这士子也是衣着粗布,但是风貌气度都是不俗,他先是走过了已经呆住,满口喃喃着“我杀人了……我杀人了……”的沐析洁,在厅门口站定,遥遥向厅中郡守行了一礼,之后才转身,说出了沐廉最不想听的话,不,甚至比沐廉想的更让他绝望的话:“在下,墨者。”
这话犹如晴天霹雳,震动了在场所有人。又有谁能料到,这小小的一个沐府招亲,竟然来了两个往日寻常绝少能见到的墨者!
而这位墨者却是不待众人反应,又是一席惊人之语:“确实,我墨家这位兄弟不太会说话,惹恼了主家。要是你们只是教训他一番,那也可以理解,在下也不会多说什么。但是他至少罪不至死啊!高皇帝与民约法,曰:杀人者死。姑娘,请自裁吧。”

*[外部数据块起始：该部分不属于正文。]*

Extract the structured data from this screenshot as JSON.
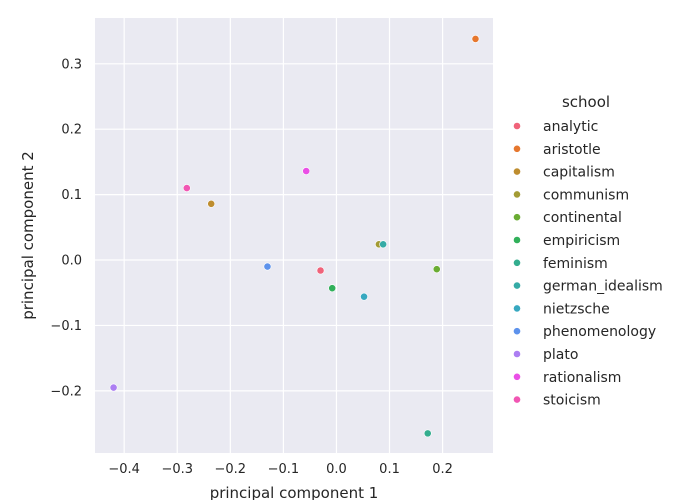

这位墨者说话时中气十足,声势不凡,一下震得沐析洁回过神来。然而沐析洁一听这墨者的话,整个人都不好了,心神更是不稳,一时间竟然面孔扭曲,让人觉得有些可憎,言语间更是歇斯底里:“不!不是的,我不要……我不是故意的……不!不……不是我!是他……是他!是他不好!我没想杀他的!”
说着说着又是痛哭起来,佳人凄婉,却是又让周边原本被她样子吓到的士子们,心中再是一荡,复又怜爱倾慕之心大起了,不少人甚至开口为她开脱。
然而这墨者却完全充耳不闻,见沐析洁凄苦却不愿伏法,只是冷哼一声,目光彻底变得鄙夷。却是再也不去瞧她或是扭曲可憎,或是凄婉可怜的皎容,身形一转,直盯盯的望着厅中客座首席,也就是河间郡守。双手一拱:“请大人下令吧。”